笔记（7）|通过题库词频统计发现高频考点

梦貘 2024-07-20 12:17

笔记

前言

考研复习，我比较喜欢用电子资料。电子资料的好处就是结构灵活，可以随机根据自己的需要进行调整。

比如今天我就突发奇想，能不能通过统计题库词频的方式，来筛查出高频考点？

本篇记录我的折腾过程。老样子，代码部分由GPT-4o编写

准备工作

先说一下我做这个工作前的条件：

一份题库

之前找学长学姐买的，是word版，我把他们合并到一个文件后，又用Pandoc转换成了Markdown格式，因为自己写了个刷题小程序，用markdown比较方便导入
Logseq电子版笔记

前两遍读教材的时候，自己用Logseq做的笔记，页面基本上是以名词作为标题的

折腾过程

由于我比较习惯用python，所以直接问了AI：

我：用纯Python的方式分词有没有什么比较好的工具和方案，比如把“朝鲜旧石器时代古人类分布特点及形成原因”分成“朝鲜”“旧石器时代”“古人类”“分布”“特点”“及”“形成”“原因“

AI：在纯Python环境下进行中文分词，有几个常用的工具和方案。
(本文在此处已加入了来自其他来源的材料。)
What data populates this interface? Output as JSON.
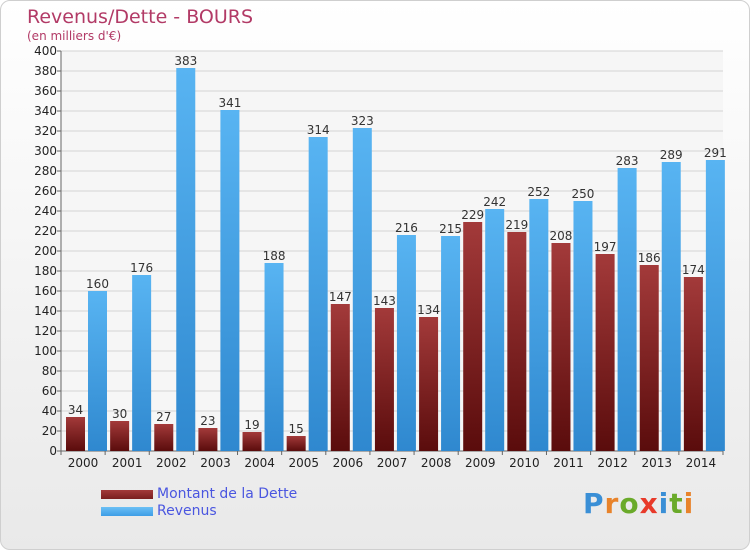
{
  "header": {
    "title": "Revenus/Dette - BOURS",
    "subtitle": "(en milliers d'€)"
  },
  "colors": {
    "dette": "#7a1e1e",
    "revenus": "#3d9de6"
  },
  "chart_data": {
    "type": "bar",
    "title": "Revenus/Dette - BOURS",
    "ylabel": "(en milliers d'€)",
    "xlabel": "",
    "ylim": [
      0,
      400
    ],
    "yticks": [
      0,
      20,
      40,
      60,
      80,
      100,
      120,
      140,
      160,
      180,
      200,
      220,
      240,
      260,
      280,
      300,
      320,
      340,
      360,
      380,
      400
    ],
    "grid": true,
    "legend_position": "bottom-left",
    "categories": [
      "2000",
      "2001",
      "2002",
      "2003",
      "2004",
      "2005",
      "2006",
      "2007",
      "2008",
      "2009",
      "2010",
      "2011",
      "2012",
      "2013",
      "2014"
    ],
    "series": [
      {
        "name": "Montant de la Dette",
        "values": [
          34,
          30,
          27,
          23,
          19,
          15,
          147,
          143,
          134,
          229,
          219,
          208,
          197,
          186,
          174
        ]
      },
      {
        "name": "Revenus",
        "values": [
          160,
          176,
          383,
          341,
          188,
          314,
          323,
          216,
          215,
          242,
          252,
          250,
          283,
          289,
          291
        ]
      }
    ]
  },
  "logo": {
    "text": "Proxiti",
    "letter_colors": [
      "#3a8fd6",
      "#e8832a",
      "#6aaa2a",
      "#e83a2a",
      "#3a8fd6",
      "#6aaa2a",
      "#e8832a"
    ]
  }
}
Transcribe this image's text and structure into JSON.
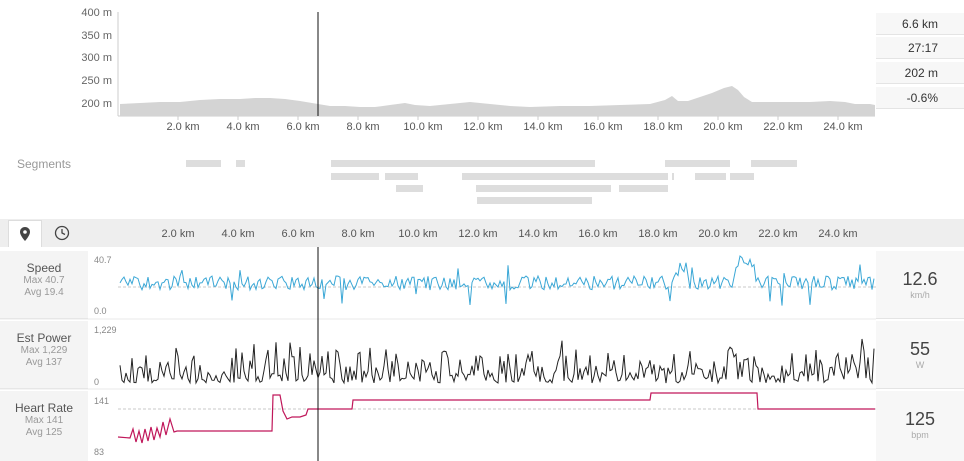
{
  "elevation": {
    "y_ticks": [
      "400 m",
      "350 m",
      "300 m",
      "250 m",
      "200 m"
    ],
    "x_ticks": [
      "2.0 km",
      "4.0 km",
      "6.0 km",
      "8.0 km",
      "10.0 km",
      "12.0 km",
      "14.0 km",
      "16.0 km",
      "18.0 km",
      "20.0 km",
      "22.0 km",
      "24.0 km"
    ]
  },
  "stats": {
    "distance": "6.6 km",
    "time": "27:17",
    "elevation": "202 m",
    "grade": "-0.6%"
  },
  "segments": {
    "label": "Segments"
  },
  "tabs": {
    "map_icon": "map-pin-icon",
    "time_icon": "clock-icon"
  },
  "axis_ticks": [
    "2.0 km",
    "4.0 km",
    "6.0 km",
    "8.0 km",
    "10.0 km",
    "12.0 km",
    "14.0 km",
    "16.0 km",
    "18.0 km",
    "20.0 km",
    "22.0 km",
    "24.0 km"
  ],
  "rows": {
    "speed": {
      "title": "Speed",
      "max": "Max 40.7",
      "avg": "Avg 19.4",
      "ymax": "40.7",
      "ymin": "0.0",
      "value": "12.6",
      "unit": "km/h",
      "color": "#3aa7d6"
    },
    "power": {
      "title": "Est Power",
      "max": "Max 1,229",
      "avg": "Avg 137",
      "ymax": "1,229",
      "ymin": "0",
      "value": "55",
      "unit": "W",
      "color": "#222222"
    },
    "hr": {
      "title": "Heart Rate",
      "max": "Max 141",
      "avg": "Avg 125",
      "ymax": "141",
      "ymin": "83",
      "value": "125",
      "unit": "bpm",
      "color": "#c0175a"
    }
  }
}
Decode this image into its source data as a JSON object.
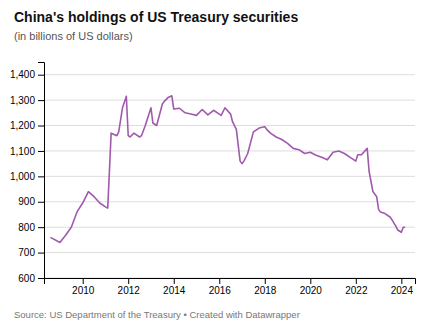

以下是一些比较流行的方法：

1. 使用 jieba 分词库

jieba 是一个非常流行的中文分词库，支持多种分词模式，包括精确模式、全模式和搜索引擎模式。

安装 jieba：
pip install jieba
使用 jieba 进行分词：
import jieba

text = "朝鲜旧石器时代古人类分布特点及形成原因"
words = jieba.lcut(text)
print(words)
输出：
['朝鲜', '旧石器时代', '古人类', '分布', '特点', '及', '形成', '原因']
2. 使用 pkuseg 分词库

pkuseg 是北京大学开发的一款中文分词工具，具有高准确率和高效率。

安装 pkuseg：
pip install pkuseg
使用 pkuseg 进行分词：
import pkuseg

seg = pkuseg.pkuseg()  # 默认配置
text = "朝鲜旧石器时代古人类分布特点及形成原因"
words = seg.cut(text)
print(words)
输出：
['朝鲜', '旧石器时代', '古人类', '分布', '特点', '及', '形成', '原因']
3. 使用 THULAC 分词库

THULAC 是清华大学开发的中文词法分析工具，支持词性标注和分词。

安装 THULAC：
pip install thulac
使用 THULAC 进行分词：
import thulac

thu = thulac.thulac(seg_only=True)  # 只进行分词，不进行词性标注
text = "朝鲜旧石器时代古人类分布特点及形成原因"
words = thu.cut(text, text=True).split()
print(words)
输出：
['朝鲜', '旧石器时代', '古人类', '分布', '特点', '及', '形成', '原因']
4. 自定义词典

有时候你可能需要自定义分词词典，以确保某些特定的词汇能够正确分词。以 jieba 为例：
import jieba

# 添加自定义词汇
jieba.add_word('旧石器时代')
jieba.add_word('古人类')

text = "朝鲜旧石器时代古人类分布特点及形成原因"
words = jieba.lcut(text)
print(words)
输出：
['朝鲜', '旧石器时代', '古人类', '分布', '特点', '及', '形成', '原因']
总结

以上几种方法都是在纯Python环境下进行中文分词的有效方案。jieba 是最常用的，具有较好的性能和易用性。pkuseg 和 THULAC 也都是非常优秀的选择，具体使用哪种工具可以根据你的需求和偏好来决定。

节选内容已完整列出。